Mme [Z] [D] est redevable des redevances impayées jusqu'à la date de résiliation du contrat en application des articles 1103 et 1217 du code civil. Par ailleurs, le maintien dans les lieux postérieurement à la date d'expiration du bail constitue une faute civile ouvrant droit à réparation en ce qu'elle cause un préjudice certain pour le propriétaire dont l'occupation indue de son bien l'a privé de sa jouissance. Au-delà de cet aspect indemnitaire, l'indemnité d'occupation, qui est également de nature compensatoire, constitue une dette de jouissance correspondant à la valeur équitable des locaux.
Il ressort du décompte établi par le bailleur, qu'à la date du 3 mai 2024, la somme due au titre des redevances échues s'élève à 8 370,70 euros soustraction faite des frais de procédure dont il n'est pas démontré qu'ils sont contractuellement dus.

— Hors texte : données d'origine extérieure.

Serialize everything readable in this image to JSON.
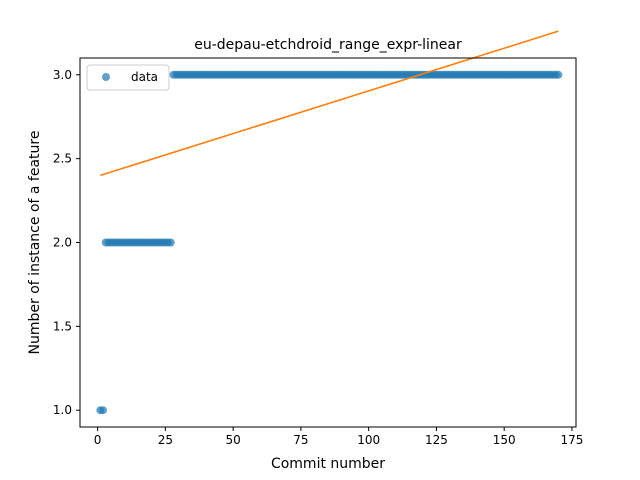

Pour la somme au principal, Mme [Z] [D], n'apporte aucun élément de nature à contester le principe ni le montant de la dette. Elle sera donc condamnée à payer cette somme à l'association HABITAT & HUMANISME Ile de France, avec intérêt au taux légal à compter du 12 février 2024, date de l'assignation, sur la somme de 5 682,30 euros et à compter de la présente décision pour le surplus.
Eu égard à l'accord des parties constaté à l'audience, Mme [Z] [D] sera autorisée à se libérer de sa dette dans les conditions qui seront précisées au dispositif ci-après.
Il sera toutefois précisé qu'à défaut de paiement d'une seule mensualité à son terme, la totalité des sommes restant dues deviendra immédiatement exigible.
Sur les demandes accessoires
Mme [Z] [D], partie perdante, sera condamnée aux dépens, en application de l'article 696 du code de procédure civile.
L'équité justifie de ne pas faire droit à la demande formée au titre de l'article 700 du code de procédure civile.
La présente décision est exécutoire à titre provisoire, conformément à l'article 514 du code de procédure civile.
PAR CES MOTIFS,
Le juge des contentieux de la protection, statuant après débats publics, par ordonnance mise à disposition au greffe, contradictoire et en premier ressort,
CONDAMNE Mme [Z] [D] à verser à l'association HABITAT & HUMANISME Ile de France, à titre de provision, la somme de 8 370,70 euros (décompte arrêté au 3 mai 2024, incluant la mensualité d'avril 2024), correspondant à l'arriéré de redevance d'occupation, avec les intérêts au taux légal à compter du 12 février 2024, sur la somme de 5 682,30 euros et à compter de la présente décision pour le surplus.
AUTORISE Mme [Z] [D] à s'acquitter de cette somme en 36 mensualités de 230 euros, la dernière soldera la dette en principal et intérêts,
DIT que le premier règlement devra intervenir dans les dix jours suivant la signification de la présente décision, puis, pour les paiements suivants, au plus tard le dixième jour de chaque mois, sauf meilleur accord entre les parties,
DIT qu'à défaut de paiement d'une seule mensualité à son terme, la totalité des sommes restant dues deviendra immédiatement exigible,
REJETTE la demande en paiement d'une indemnité au titre de l'article 700 du code de procédure civile,
CONDAMNE Mme [Z] [D] aux dépens, qui comprendront notamment le coût de l'assignation,
RAPPELLE que la présente décision est exécutoire de plein droit à titre provisoire.
Ainsi jugé et prononcé par mise à disposition les jour, mois et an susdits par le Juge des contentieux de la protection et le Greffier susnommés.